Aber irgendwie wird dieser Treiber nicht gefunden. Muß ich den Treiber in die Umgebungsvariablen stellen? Falls ja, wie macht man das und wo bekomme ich den Treiber her?

Danke für alle Antworten im voraus!!!


----------



## bronks (1. Mrz 2006)

Stell den Treiber in das Verzeichnis WEB-INF/lib


----------



## @bronks (1. Mrz 2006)

bronks hat gesagt.:
			
		

> Stell den Treiber in das Verzeichnis WEB-INF/lib



Und wo bekomm ich den her?


----------



## bronks (1. Mrz 2006)

Da: http://dev.mysql.com/downloads/connector/j/3.1.html


----------



## @bronks (1. Mrz 2006)

bronks hat gesagt.:
			
		

> Da: http://dev.mysql.com/downloads/connector/j/3.1.html



Ok! Ich hab den Treiber. Jetzt habe ich noch zwei Fragen:

1. Welches Web-inf/lib Verzeichnis meinst du? Ich verwende den Tomcat und davon gibt es dort jede Menge. Da wo mein Servlet liegt, gibt es zwar ein Web-Inf Verzeichnis aber kein Web-Inf/lib!

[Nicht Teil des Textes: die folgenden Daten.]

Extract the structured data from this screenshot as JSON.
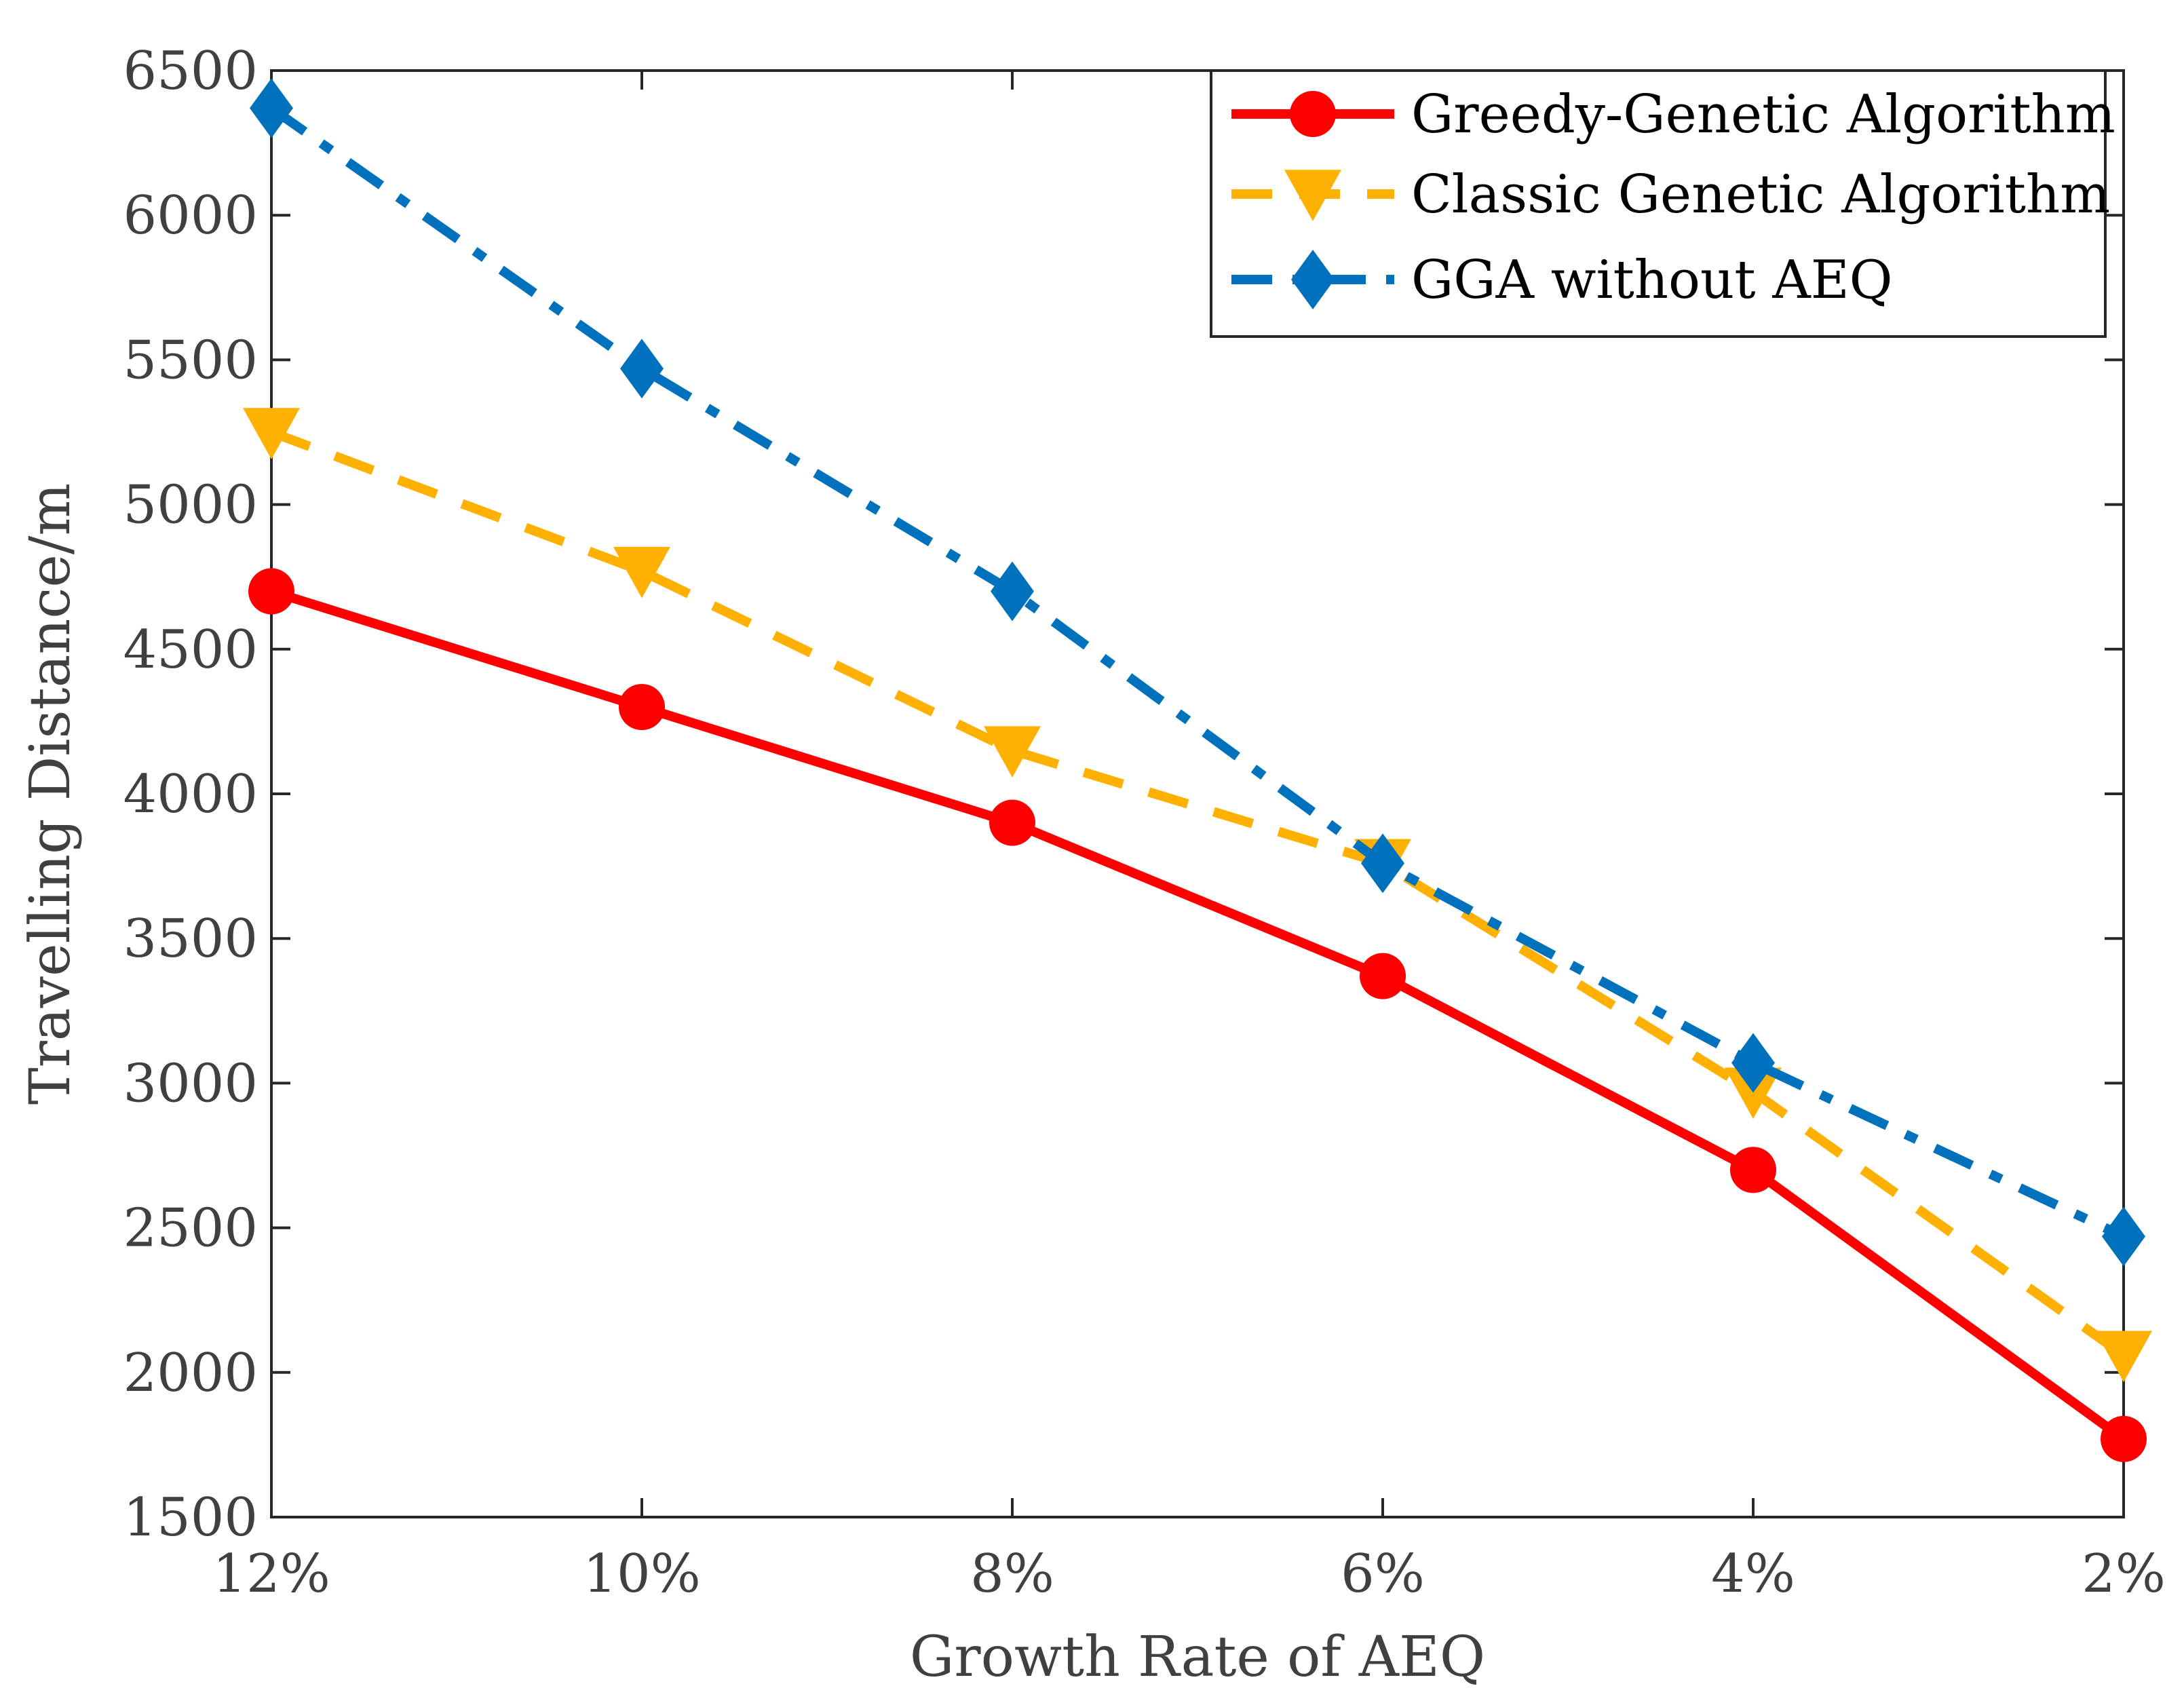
{
  "chart_data": {
    "type": "line",
    "title": "",
    "xlabel": "Growth Rate of AEQ",
    "ylabel": "Travelling Distance/m",
    "categories": [
      "12%",
      "10%",
      "8%",
      "6%",
      "4%",
      "2%"
    ],
    "ylim": [
      1500,
      6500
    ],
    "yticks": [
      1500,
      2000,
      2500,
      3000,
      3500,
      4000,
      4500,
      5000,
      5500,
      6000,
      6500
    ],
    "grid": false,
    "legend_position": "top-right",
    "series": [
      {
        "name": "Greedy-Genetic Algorithm",
        "values": [
          4700,
          4300,
          3900,
          3370,
          2700,
          1770
        ],
        "color": "#ff0000",
        "marker": "circle",
        "line_style": "solid"
      },
      {
        "name": "Classic Genetic Algorithm",
        "values": [
          5250,
          4770,
          4150,
          3760,
          2970,
          2060
        ],
        "color": "#ffb000",
        "marker": "triangle-down",
        "line_style": "dashed"
      },
      {
        "name": "GGA without AEQ",
        "values": [
          6370,
          5470,
          4700,
          3760,
          3070,
          2470
        ],
        "color": "#0072bd",
        "marker": "diamond",
        "line_style": "dash-dot"
      }
    ]
  }
}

2. Das Zip-File, welches ich heruntergeladen habe. Brauche ich davon nur das Jar-File oder muß ich den gesamten Ordner in das Web-INF/lib Verzeichnis stellen?


----------



## bronks (1. Mrz 2006)

@bronks hat gesagt.:
			
		

> 1. Welches Web-inf/lib Verzeichnis meinst du? Ich verwende den Tomcat und davon gibt es dort jede Menge. Da wo mein Servlet liegt, gibt es zwar ein Web-Inf Verzeichnis aber kein Web-Inf/lib!


Da wo Dein Servlet liegt, dort würde ich in dem WEB-INF ein lib anlegen und das Jar dort reinkopieren.

Zweite Möglichkeit ist, daß Du das Jar in das server/lib reinkopierst. Da kann man nichts verwechseln, aber ich persönlich mache es nicht gern.



			
				@bronks hat gesagt.:
			
		

> 2. Das Zip-File, welches ich heruntergeladen habe. Brauche ich davon nur das Jar-File oder muß ich den gesamten Ordner in das Web-INF/lib Verzeichnis stellen?


Genau ... nur das Jar-File


----------



## @bronks (2. Mrz 2006)

Danke! Es funktioniert.


----------